7.5.19

Mural


The Cure, “Pictures of You”, in https://www.youtube.com/watch?v=UmFFTkjs-O0
Uma prenda de aniversário: um mural, com trinta metros de comprimento e vinte metros de largura, que aproveitava a parede de uma fábrica abandonada. Não chegou a saber quem remeteu o presente. Vinha com uma nota misteriosamente anónima, com uma frase em letra de forma, para não ser revelada a identidade do donatário (ou do testa-de-ferro dos donatários, caso fosse o caso): 
“Agora tens um mural inteiro para dizer, ou pintar, o que te vai na alma.”
Não sabia o que pensar. Nunca passou pela ideia receber semelhante prenda. Fora tamanha a surpresa que ainda não discernira se ia tirar partido da prenda. Podia ser que aproveitasse o mural para ir escrevendo uns pensamentos esparsos, daqueles pensamentos que se soerguem do nada e, quase sempre, pouco mais que nada querem dizer. Podia ser que ensaiasse uns desenhos, ele que pouco mais tinha do que jeito para gatafunhar. Não sabia.

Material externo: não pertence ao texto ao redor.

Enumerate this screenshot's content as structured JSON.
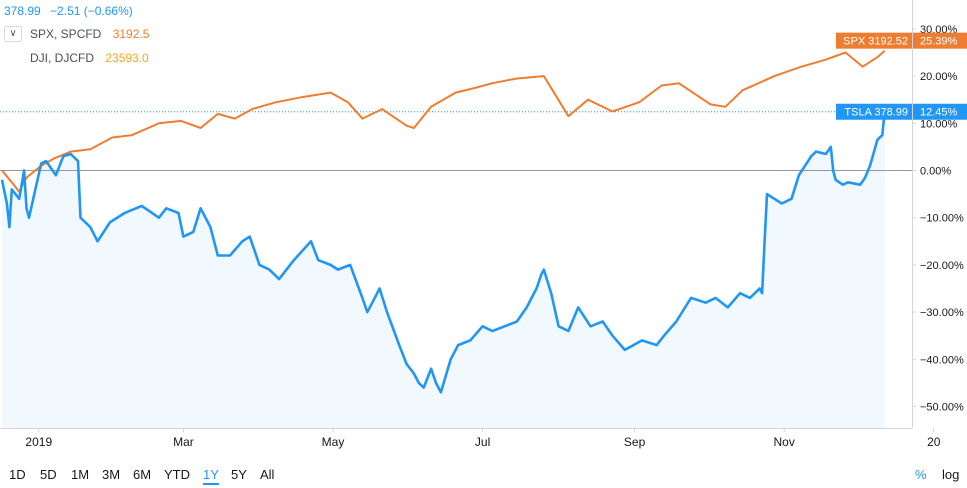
{
  "header": {
    "price": "378.99",
    "change": "−2.51 (−0.66%)"
  },
  "legend": [
    {
      "name": "SPX, SPCFD",
      "value": "3192.5",
      "color": "#ef7d31"
    },
    {
      "name": "DJI, DJCFD",
      "value": "23593.0",
      "color": "#f5a623"
    }
  ],
  "toggle_icon": "chevron-down-icon",
  "range_buttons": [
    "1D",
    "5D",
    "1M",
    "3M",
    "6M",
    "YTD",
    "1Y",
    "5Y",
    "All"
  ],
  "active_range": "1Y",
  "scale_toggles": {
    "percent": "%",
    "log": "log"
  },
  "colors": {
    "tsla": "#2196f3",
    "spx": "#ef7d31",
    "dji": "#f5a623",
    "zero": "#9598a1"
  },
  "chart_data": {
    "type": "line",
    "x_ticks": [
      "2019",
      "Mar",
      "May",
      "Jul",
      "Sep",
      "Nov",
      "20"
    ],
    "y_ticks": [
      "30.00%",
      "20.00%",
      "10.00%",
      "0.00%",
      "−10.00%",
      "−20.00%",
      "−30.00%",
      "−40.00%",
      "−50.00%"
    ],
    "ylim": [
      -53,
      35
    ],
    "y_unit": "%",
    "series": [
      {
        "name": "SPX",
        "last_label": "SPX 3192.52",
        "last_pct": "25.39%",
        "points": [
          [
            "2018-12-17",
            0.0
          ],
          [
            "2018-12-21",
            -2.5
          ],
          [
            "2018-12-24",
            -4.5
          ],
          [
            "2018-12-27",
            -1.5
          ],
          [
            "2019-01-02",
            1.0
          ],
          [
            "2019-01-07",
            2.5
          ],
          [
            "2019-01-14",
            4.0
          ],
          [
            "2019-01-22",
            4.5
          ],
          [
            "2019-01-31",
            7.0
          ],
          [
            "2019-02-08",
            7.5
          ],
          [
            "2019-02-19",
            10.0
          ],
          [
            "2019-02-28",
            10.5
          ],
          [
            "2019-03-08",
            9.0
          ],
          [
            "2019-03-15",
            12.0
          ],
          [
            "2019-03-22",
            11.0
          ],
          [
            "2019-03-29",
            13.0
          ],
          [
            "2019-04-08",
            14.5
          ],
          [
            "2019-04-18",
            15.5
          ],
          [
            "2019-04-30",
            16.5
          ],
          [
            "2019-05-07",
            14.5
          ],
          [
            "2019-05-13",
            11.0
          ],
          [
            "2019-05-21",
            13.0
          ],
          [
            "2019-05-31",
            9.5
          ],
          [
            "2019-06-03",
            9.0
          ],
          [
            "2019-06-10",
            13.5
          ],
          [
            "2019-06-20",
            16.5
          ],
          [
            "2019-06-28",
            17.5
          ],
          [
            "2019-07-05",
            18.5
          ],
          [
            "2019-07-15",
            19.5
          ],
          [
            "2019-07-26",
            20.0
          ],
          [
            "2019-08-05",
            11.5
          ],
          [
            "2019-08-13",
            15.0
          ],
          [
            "2019-08-23",
            12.5
          ],
          [
            "2019-09-03",
            14.5
          ],
          [
            "2019-09-12",
            18.0
          ],
          [
            "2019-09-19",
            18.5
          ],
          [
            "2019-10-02",
            14.0
          ],
          [
            "2019-10-08",
            13.5
          ],
          [
            "2019-10-15",
            17.0
          ],
          [
            "2019-10-28",
            20.0
          ],
          [
            "2019-11-08",
            22.0
          ],
          [
            "2019-11-18",
            23.5
          ],
          [
            "2019-11-26",
            25.0
          ],
          [
            "2019-12-03",
            22.0
          ],
          [
            "2019-12-09",
            24.0
          ],
          [
            "2019-12-12",
            25.39
          ]
        ]
      },
      {
        "name": "TSLA",
        "last_label": "TSLA 378.99",
        "last_pct": "12.45%",
        "points": [
          [
            "2018-12-17",
            -2.0
          ],
          [
            "2018-12-19",
            -7.0
          ],
          [
            "2018-12-20",
            -12.0
          ],
          [
            "2018-12-21",
            -4.0
          ],
          [
            "2018-12-24",
            -6.0
          ],
          [
            "2018-12-26",
            0.0
          ],
          [
            "2018-12-27",
            -8.0
          ],
          [
            "2018-12-28",
            -10.0
          ],
          [
            "2019-01-02",
            1.5
          ],
          [
            "2019-01-04",
            2.0
          ],
          [
            "2019-01-08",
            -1.0
          ],
          [
            "2019-01-11",
            3.0
          ],
          [
            "2019-01-14",
            3.5
          ],
          [
            "2019-01-17",
            2.0
          ],
          [
            "2019-01-18",
            -10.0
          ],
          [
            "2019-01-22",
            -12.0
          ],
          [
            "2019-01-25",
            -15.0
          ],
          [
            "2019-01-30",
            -11.0
          ],
          [
            "2019-02-05",
            -9.0
          ],
          [
            "2019-02-12",
            -7.5
          ],
          [
            "2019-02-19",
            -10.0
          ],
          [
            "2019-02-22",
            -8.0
          ],
          [
            "2019-02-27",
            -9.0
          ],
          [
            "2019-03-01",
            -14.0
          ],
          [
            "2019-03-05",
            -13.0
          ],
          [
            "2019-03-08",
            -8.0
          ],
          [
            "2019-03-12",
            -12.0
          ],
          [
            "2019-03-15",
            -18.0
          ],
          [
            "2019-03-20",
            -18.0
          ],
          [
            "2019-03-25",
            -15.0
          ],
          [
            "2019-03-28",
            -14.0
          ],
          [
            "2019-04-01",
            -20.0
          ],
          [
            "2019-04-05",
            -21.0
          ],
          [
            "2019-04-09",
            -23.0
          ],
          [
            "2019-04-15",
            -19.0
          ],
          [
            "2019-04-22",
            -15.0
          ],
          [
            "2019-04-25",
            -19.0
          ],
          [
            "2019-04-30",
            -20.0
          ],
          [
            "2019-05-03",
            -21.0
          ],
          [
            "2019-05-08",
            -20.0
          ],
          [
            "2019-05-13",
            -27.0
          ],
          [
            "2019-05-15",
            -30.0
          ],
          [
            "2019-05-17",
            -28.0
          ],
          [
            "2019-05-20",
            -25.0
          ],
          [
            "2019-05-23",
            -30.0
          ],
          [
            "2019-05-28",
            -37.0
          ],
          [
            "2019-05-31",
            -41.0
          ],
          [
            "2019-06-03",
            -43.0
          ],
          [
            "2019-06-05",
            -45.0
          ],
          [
            "2019-06-07",
            -46.0
          ],
          [
            "2019-06-10",
            -42.0
          ],
          [
            "2019-06-12",
            -45.0
          ],
          [
            "2019-06-14",
            -47.0
          ],
          [
            "2019-06-18",
            -40.0
          ],
          [
            "2019-06-21",
            -37.0
          ],
          [
            "2019-06-26",
            -36.0
          ],
          [
            "2019-07-01",
            -33.0
          ],
          [
            "2019-07-05",
            -34.0
          ],
          [
            "2019-07-10",
            -33.0
          ],
          [
            "2019-07-15",
            -32.0
          ],
          [
            "2019-07-19",
            -29.0
          ],
          [
            "2019-07-23",
            -25.0
          ],
          [
            "2019-07-25",
            -22.0
          ],
          [
            "2019-07-26",
            -21.0
          ],
          [
            "2019-07-29",
            -26.0
          ],
          [
            "2019-08-01",
            -33.0
          ],
          [
            "2019-08-05",
            -34.0
          ],
          [
            "2019-08-09",
            -29.0
          ],
          [
            "2019-08-14",
            -33.0
          ],
          [
            "2019-08-19",
            -32.0
          ],
          [
            "2019-08-23",
            -35.0
          ],
          [
            "2019-08-28",
            -38.0
          ],
          [
            "2019-09-04",
            -36.0
          ],
          [
            "2019-09-10",
            -37.0
          ],
          [
            "2019-09-13",
            -35.0
          ],
          [
            "2019-09-18",
            -32.0
          ],
          [
            "2019-09-24",
            -27.0
          ],
          [
            "2019-09-30",
            -28.0
          ],
          [
            "2019-10-04",
            -27.0
          ],
          [
            "2019-10-09",
            -29.0
          ],
          [
            "2019-10-14",
            -26.0
          ],
          [
            "2019-10-18",
            -27.0
          ],
          [
            "2019-10-22",
            -25.0
          ],
          [
            "2019-10-23",
            -26.0
          ],
          [
            "2019-10-24",
            -15.0
          ],
          [
            "2019-10-25",
            -5.0
          ],
          [
            "2019-10-28",
            -6.0
          ],
          [
            "2019-10-31",
            -7.0
          ],
          [
            "2019-11-04",
            -6.0
          ],
          [
            "2019-11-07",
            -1.0
          ],
          [
            "2019-11-12",
            3.0
          ],
          [
            "2019-11-14",
            4.0
          ],
          [
            "2019-11-18",
            3.5
          ],
          [
            "2019-11-20",
            5.0
          ],
          [
            "2019-11-21",
            0.0
          ],
          [
            "2019-11-22",
            -2.0
          ],
          [
            "2019-11-25",
            -3.0
          ],
          [
            "2019-11-27",
            -2.5
          ],
          [
            "2019-12-02",
            -3.0
          ],
          [
            "2019-12-04",
            -1.5
          ],
          [
            "2019-12-06",
            1.0
          ],
          [
            "2019-12-09",
            6.5
          ],
          [
            "2019-12-11",
            7.5
          ],
          [
            "2019-12-12",
            12.45
          ]
        ]
      }
    ]
  }
}
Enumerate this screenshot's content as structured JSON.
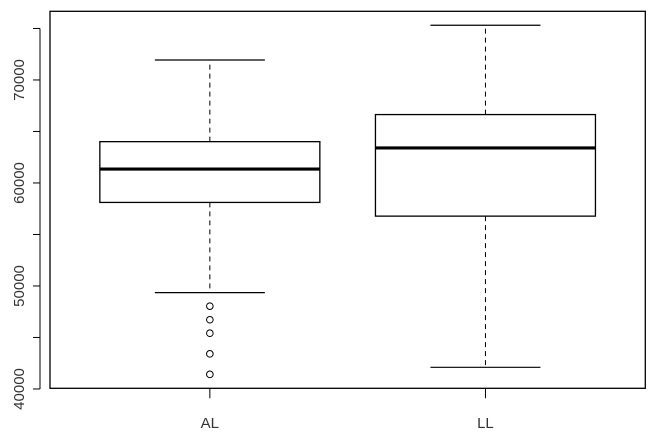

Deixou o mural intacto por um mês inteiro. Todavia, não houve um só dia que não tivesse ficado diante do mural, a apreciá-lo nas suas formas e na convexidade da decadência que era própria do lugar – um complexo de fábricas abandonadas, os edifícios perdendo a sua utilidade à medida que as ruínas se transformavam em cimento putrefato, num amontoado onde se misturava, indiferenciadamente, vestígios das paredes e dos telhados com lixo que se amontoa sempre nos lugares abandonados. Ficava de olhos fechados, tateando as porosidades da parede, imaginando-a decantada antes de começar a receber as suas intervenções. Durante um mês inteiro, não quis inaugurar o mural. Não podia defraudar os donatários com a primeira leviandade que viesse à cabeça.
Um certo dia, tempo depois de ter passado um mês sobre o aniversário, contratou um amigo que trabalhava na construção civil. Pediu para raspar as porosidades que afeavam a parede e para a pintar de preto. Esse seria o pano de fundo para o mural. Sabia que não era um pano de fundo definitivo. Gostava de encarar as coisas à volta da vida como não perenes. Um dia destes, voltaria a telefonar ao amigo da construção civil e pedir-lhe-ia para dar outra demão na parede, de outra cor qualquer, a decidir em cima do joelho. 
No dia da intervenção inicial no mural, decidira inscrever, em letra aformoseada (caso conseguisse, pois tinha algumas dúvidas sobre a estética da sua caligrafia), um breve poema. Só não sabia se era um poema de poeta consagrado, um poema fétiche, ou um poema da sua modesta lavra. Demorou mais cinco dias, a contar da primeira demão a negro sobre o mural, para tomar uma decisão. O mural teria de ser inaugurado com as suas próprias palavras, sem que isso fosse uma manifestação de exibicionismo, ou representasse falta de consideração pelos poetas que considerava. As estrofes, mais dedicadas e, elas sim, sem dúvida, penhoras de poesia, viriam a seguir. E dedicou-se a uma justificação para consumo interno – como se estivesse a pedir desculpa aos poetas cardinais por não serem suas as palavras inauguratórias do mural: aquele era o seu mural; as palavras peregrinas tinham de ser suas; elas seriam o pano de fundo, dentro do pano de fundo pintado a negro, para as posteriores palavras dos outros que fossem a fotografia de um estado de espírito momentâneo, ou a homenagem que o dia exigisse a um poeta.
Faltava decidir se as palavras suas seriam resgatadas ao espólio existente ou se o mural exigia palavras neófitas. Entusiasmado, decidiu-se pela segunda possibilidade. A um canto – o canto superior direito do mural – afixou estas palavras: 
“Não dou à noite/se não o coração aberto/o febril êxtase da transgressão/a redenção sem culpa.//Não me dou à noite/notário de mim mesmo/nas margens da loucura que apetece/e num botão de rosa/sou a constelação aberta à luz solar.”